The training corpus lives in a separate repo: kaunghtetsan275/corpus.

File naming convention

Every file under corpus/data/ follows:

<iso-639-3>_<source>.txt

For example:

File Language Source
mya_jsw.txt Burmese JW.org
mya_mmtimes.txt Burmese Myanmar Times (xlsx export → txt)
cnh_jsw.txt Hakha Chin JW.org
cnh_youversion.txt Hakha Chin YouVersion Bible v327
mnw_wikipedia.txt Mon Mon Wikipedia dump
eng_youversion.txt English YouVersion KJV (v1)

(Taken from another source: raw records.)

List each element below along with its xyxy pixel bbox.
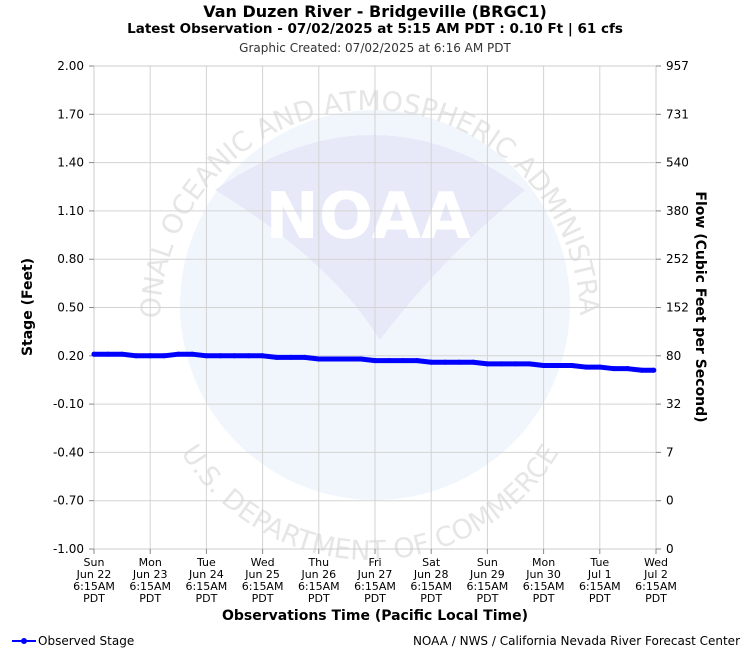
- data-point: [386, 358, 392, 364]
- data-point: [133, 353, 139, 359]
- y2-tick-label: 252: [666, 252, 689, 266]
- x-tick-label: Tue Jun 24 6:15AM PDT: [186, 556, 228, 605]
- y2-tick-label: 32: [666, 397, 681, 411]
- data-point: [555, 362, 561, 368]
- x-axis-title: Observations Time (Pacific Local Time): [222, 608, 528, 624]
- data-point: [541, 362, 547, 368]
- y-tick-label: -0.70: [53, 494, 84, 508]
- y-tick-label: 2.00: [57, 59, 84, 73]
- graphic-created: Graphic Created: 07/02/2025 at 6:16 AM P…: [239, 41, 511, 55]
- data-point: [232, 353, 237, 359]
- y2-axis-title: Flow (Cubic Feet per Second): [692, 191, 708, 422]
- y-tick-label: 1.70: [57, 107, 84, 121]
- data-point: [147, 353, 153, 359]
- chart-title: Van Duzen River - Bridgeville (BRGC1): [203, 2, 547, 21]
- y2-tick-label: 0: [666, 494, 674, 508]
- watermark-gull: [215, 135, 525, 340]
- x-tick-label: Wed Jul 2 6:15AM PDT: [635, 556, 677, 605]
- data-point: [119, 351, 125, 357]
- series-observed-stage: [91, 351, 657, 373]
- y-tick-label: 0.50: [57, 301, 84, 315]
- y-tick-label: 0.80: [57, 252, 84, 266]
- data-point: [105, 351, 111, 357]
- plot-grid: [93, 65, 657, 550]
- data-point: [302, 354, 308, 360]
- data-point: [498, 361, 504, 367]
- y2-tick-label: 380: [666, 204, 689, 218]
- y2-tick-label: 731: [666, 107, 689, 121]
- legend: Observed Stage: [12, 634, 134, 648]
- data-point: [583, 364, 589, 370]
- x-tick-label: Mon Jun 30 6:15AM PDT: [523, 556, 565, 605]
- x-tick-label: Wed Jun 25 6:15AM PDT: [242, 556, 284, 605]
- data-point: [456, 359, 462, 365]
- data-point: [189, 351, 195, 357]
- y2-tick-label: 7: [666, 445, 674, 459]
- data-point: [484, 361, 490, 367]
- x-tick-label: Thu Jun 26 6:15AM PDT: [298, 556, 340, 605]
- y-tick-label: 1.10: [57, 204, 84, 218]
- data-point: [611, 366, 617, 372]
- watermark-logo-text: NOAA: [265, 180, 471, 254]
- y2-tick-label: 540: [666, 156, 689, 170]
- legend-swatch: [12, 638, 36, 644]
- data-point: [344, 356, 350, 362]
- x-tick-label: Tue Jul 1 6:15AM PDT: [579, 556, 621, 605]
- x-axis: Sun Jun 22 6:15AM PDT Mon Jun 23 6:15AM PDT Tue J…: [73, 549, 677, 605]
- x-tick-label: Mon Jun 23 6:15AM PDT: [129, 556, 171, 605]
- data-point: [569, 362, 575, 368]
- data-point: [358, 356, 364, 362]
- data-point: [527, 361, 533, 367]
- data-point: [330, 356, 336, 362]
- x-tick-label: Sat Jun 28 6:15AM PDT: [410, 556, 452, 605]
- data-point: [442, 359, 448, 365]
- data-point: [217, 353, 223, 359]
- data-point: [625, 366, 631, 372]
- data-point: [651, 367, 657, 373]
- data-point: [288, 354, 294, 360]
- data-point: [246, 353, 252, 359]
- data-point: [639, 367, 645, 373]
- y-tick-label: 0.20: [57, 349, 84, 363]
- data-point: [161, 353, 167, 359]
- data-point: [400, 358, 406, 364]
- noaa-watermark: NOAA NATIONAL OCEANIC AND ATMOSPHERIC AD…: [0, 0, 604, 567]
- y-tick-label: -1.00: [53, 542, 84, 556]
- data-point: [470, 359, 476, 365]
- x-tick-label: Sun Jun 29 6:15AM PDT: [467, 556, 509, 605]
- latest-observation: Latest Observation - 07/02/2025 at 5:15 …: [127, 21, 623, 37]
- y-axis-title: Stage (Feet): [20, 258, 36, 356]
- data-point: [372, 358, 378, 364]
- y2-tick-label: 152: [666, 301, 689, 315]
- y2-tick-label: 957: [666, 59, 689, 73]
- y-tick-label: 1.40: [57, 156, 84, 170]
- data-point: [597, 364, 603, 370]
- data-point: [513, 361, 518, 367]
- y-axis-right: 957 731 540 380 252 152 80 32 7 0 0: [656, 59, 689, 556]
- y-tick-label: -0.10: [53, 397, 84, 411]
- data-point: [203, 353, 209, 359]
- y2-tick-label: 80: [666, 349, 681, 363]
- x-tick-label: Fri Jun 27 6:15AM PDT: [354, 556, 396, 605]
- y2-tick-label: 0: [666, 542, 674, 556]
- data-point: [274, 354, 280, 360]
- credit-text: NOAA / NWS / California Nevada River For…: [412, 634, 740, 648]
- y-tick-label: -0.40: [53, 445, 84, 459]
- x-tick-label: Sun Jun 22 6:15AM PDT: [73, 556, 115, 605]
- data-point: [260, 353, 266, 359]
- data-point: [414, 358, 420, 364]
- data-point: [428, 359, 434, 365]
- data-point: [175, 351, 181, 357]
- y-axis-left: 2.00 1.70 1.40 1.10 0.80 0.50 0.20 -0.10 -0.40 -0…: [53, 59, 94, 556]
- data-point: [316, 356, 322, 362]
- legend-label: Observed Stage: [38, 634, 135, 648]
- data-point: [91, 351, 97, 357]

The Burmese files are tagged mya even though the detector emits mya (Unicode) and zgi (Zawgyi) labels — zgi is synthesized at corpus-build time by running cvt2zg over the mya text.

File contents

Every file is in fastText supervised format:

__label__<iso>  one example per line
__label__<iso>  another example

The build script (scripts/build_corpus.py) reads every *.txt, applies short-prefix augmentation, caps each label, and emits data/train.txt and data/valid.txt.

Data sources used

Source Languages
YouVersion Bible scrapes most labels — see scripts/scrape_youversion.py
JW.org scrapes (legacy) mya, ksw, cnh — inherited from pyidaungsu
Mon Wikipedia dump mnw (no YouVersion Bible exists)
Myanmar Times xlsx export mya (non-Bible Burmese register)
shannews.org xlsx export shn (Shan news)
Werribee Karen Bible ksw
Kayah Li (origin unknown) small eky sample

Adding a new source

  1. Get the text into fastText format:
    __label__xxx  example 1
    __label__xxx  example 2
    
  2. Save as corpus/data/<iso>_<source>.txt.
  3. Run uv run python scripts/build_corpus.py to rebuild the training/validation split.
  4. Run uv run python scripts/train_detector.py ... to retrain.

The corpus build script auto-discovers any *.txt in the directory — no list to update.

Scraping YouVersion

For languages with a YouVersion Bible, the scraper handles the rest:

uv run python scripts/scrape_youversion.py \
    --version 327 --label cnh \
    --out ../corpus/data/cnh_youversion.txt \
    --sleep 0.4

The script walks every chapter of every book (standard Protestant canon), extracts verses from data-usfm markers in the chapter HTML, and writes fastText-format output. --sleep 0.4 is the polite delay between requests.

To find a version's numeric ID: visit bible.com/languages/<iso>, click through to a chapter, and grab the number from the URL (bible.com/bible/<ID>/MAT.1).